Benedict condemns 'evil' drug war

Pope Benedict XVI is shown during his weekly general audience in St. Peter's square at the Vatican, March 7, 2012. UPI/Stefano Spaziani
Pope Benedict XVI is shown during his weekly general audience in St. Peter's square at the Vatican, March 7, 2012. UPI/Stefano Spaziani | License Photo

LEON, Mexico, March 23 (UPI) -- Pope Benedict XVI condemned the "evil" drug war and its violence before landing in Mexico Friday for a six-day visit to Mexico and Cuba.

The streets of Leon were lined with people waiting to greet Benedict, and the city's cathedral was decorated for the visit, KTRK-TV, Houston, reported.


Speaking to reporters onboard his flight from Rome, Benedict said drug traffickers' "false promises" hide the evils of money worship, the Los Angeles Times reported.

"It is the responsibility of the church to educate consciences, to teach moral responsibility and to unmask the evil, to unmask this idolatry of money which enslaves man, to unmask the false promises, the lies, the fraud that is behind drugs," the pope said before his visits to Mexico and then Cuba.

He called on the island nation to find "new models" for society.


"Today it is evident that Marxist ideology in the way it was conceived no longer corresponds to reality," he said. "In this way we can no longer respond and build a society. New models must be found with patience and in a constructive way."

A Mexican man who traveled to Rome earlier asked Benedict to remember victims of such violence during his visit to Mexico.

"I have come to Rome, Benedict, to ask that in your visit to Mexico you embrace [the drug-war victims] ... as the Father embraced the pained and murdered body of Christ," Mexican poet and peace activist Javier Sicilia said at the Vatican as he delivered a letter to the pope.

Sicilia's son, Juan Francisco Sicilia Ortega, 24, was one of seven people killed by alleged Mexican drug gang members March 28, 2011.

After burying his son, Sicilia said, "Poetry doesn't exist in me anymore."

An estimated 50,000 people have been killed in drug-related violence in Mexico in less than six years.

The country mobilized a massive security force, including more than 13,000 federal, state and local police officers, as well as soldiers, ahead of Benedict's arrival at Guanajuato International Airport outside Leon, officials said.

Guanajuato is a north-central state between the country's arid north and its more lush south. It is about 94 percent Catholic -- the highest percentage in Mexico.
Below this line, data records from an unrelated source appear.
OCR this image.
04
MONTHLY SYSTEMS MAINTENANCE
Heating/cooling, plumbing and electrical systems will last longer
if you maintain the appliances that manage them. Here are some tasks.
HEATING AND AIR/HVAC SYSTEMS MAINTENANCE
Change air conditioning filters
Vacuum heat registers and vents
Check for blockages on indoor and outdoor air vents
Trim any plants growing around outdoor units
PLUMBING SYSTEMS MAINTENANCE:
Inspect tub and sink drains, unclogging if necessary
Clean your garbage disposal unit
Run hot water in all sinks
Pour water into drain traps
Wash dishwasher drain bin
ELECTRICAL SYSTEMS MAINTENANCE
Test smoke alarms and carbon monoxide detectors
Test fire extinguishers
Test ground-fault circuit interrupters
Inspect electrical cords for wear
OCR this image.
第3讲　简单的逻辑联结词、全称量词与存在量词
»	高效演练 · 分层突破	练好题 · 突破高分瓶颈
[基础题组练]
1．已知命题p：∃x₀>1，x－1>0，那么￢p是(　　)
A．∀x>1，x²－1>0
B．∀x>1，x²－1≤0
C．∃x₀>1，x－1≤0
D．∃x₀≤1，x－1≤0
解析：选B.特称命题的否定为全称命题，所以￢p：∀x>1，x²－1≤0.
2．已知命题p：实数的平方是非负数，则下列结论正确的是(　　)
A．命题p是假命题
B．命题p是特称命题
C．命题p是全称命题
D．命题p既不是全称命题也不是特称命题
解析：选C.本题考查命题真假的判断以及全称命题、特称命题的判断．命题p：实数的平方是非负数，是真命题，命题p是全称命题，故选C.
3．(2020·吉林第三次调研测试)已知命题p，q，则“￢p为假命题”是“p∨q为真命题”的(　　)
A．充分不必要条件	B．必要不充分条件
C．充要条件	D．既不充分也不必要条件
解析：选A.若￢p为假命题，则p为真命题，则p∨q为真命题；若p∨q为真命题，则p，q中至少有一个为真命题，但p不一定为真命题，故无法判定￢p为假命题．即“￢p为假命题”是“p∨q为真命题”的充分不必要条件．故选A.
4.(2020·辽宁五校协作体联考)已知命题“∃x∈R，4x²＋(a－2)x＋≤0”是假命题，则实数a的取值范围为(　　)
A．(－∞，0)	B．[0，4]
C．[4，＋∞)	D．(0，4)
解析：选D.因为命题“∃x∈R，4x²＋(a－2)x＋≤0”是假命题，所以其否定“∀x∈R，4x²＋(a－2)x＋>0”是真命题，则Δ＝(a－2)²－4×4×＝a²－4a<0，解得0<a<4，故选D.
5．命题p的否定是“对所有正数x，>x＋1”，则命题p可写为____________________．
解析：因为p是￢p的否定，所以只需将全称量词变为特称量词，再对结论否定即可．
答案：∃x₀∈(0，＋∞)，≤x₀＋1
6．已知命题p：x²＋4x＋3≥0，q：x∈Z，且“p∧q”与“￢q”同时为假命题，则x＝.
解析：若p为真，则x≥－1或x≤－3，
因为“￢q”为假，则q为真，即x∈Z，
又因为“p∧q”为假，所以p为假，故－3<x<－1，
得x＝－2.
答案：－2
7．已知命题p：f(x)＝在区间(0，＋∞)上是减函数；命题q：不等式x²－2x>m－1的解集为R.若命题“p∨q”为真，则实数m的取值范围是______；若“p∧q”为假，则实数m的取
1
President Felipe Calderon and the papal nuncio, Christophe Pierre, were to meet Benedict at the airport, and traditional songs including "Cielito Lindo" and "El Son de la Negra" -- often called Mexico's second national anthem -- were to be performed, Mexican officials said.

The last time Benedict went to Latin America was in 2007, when he visited Brazil for a Latin American bishops conference.

His predecessor, John Paul II, visited Mexico in 2002.

In Guanajuato, Benedict was to hold several large open-air public masses, meet with Mexican bishops and discuss religious policy issues with Calderon six days before the start of a presidential campaign.

The church has denied any political overtones to the pope's trip.

As many as 300,000 people were expected to gather for a Sunday mass, where temperatures were expected to be in the mid-80s Fahrenheit.

The 84-year-old Benedict was to fly to Cuba Monday and be met by Raul Castro in Santiago de Cuba.

His trip to Cuba is officially timed to celebrate the 400th anniversary of the discovery of a statue of Our Lady of Charity, or the Virgin of Charity, the patroness of Cuba, admired even by Cuban communists as a symbol of nationalist unity, The Washington Post said.


Many analysts see the pope's Cuban visit as a demonstration of support for Cardinal Jaime Ortega, who is being criticized by human rights activists because he asked police to remove 13 dissidents who were occupying a Catholic church in Havana, the Post said.

The incident is one of several reported this week involving Cuban security forces, including the arrest of members of Ladies in White, or Damas de Blanco -- a group that routinely holds silent protest marches in Havana. The U.S. government and the U.N. National Security Council condemned the arrests but neither Ortega nor the Vatican has commented publicly, the Post reported.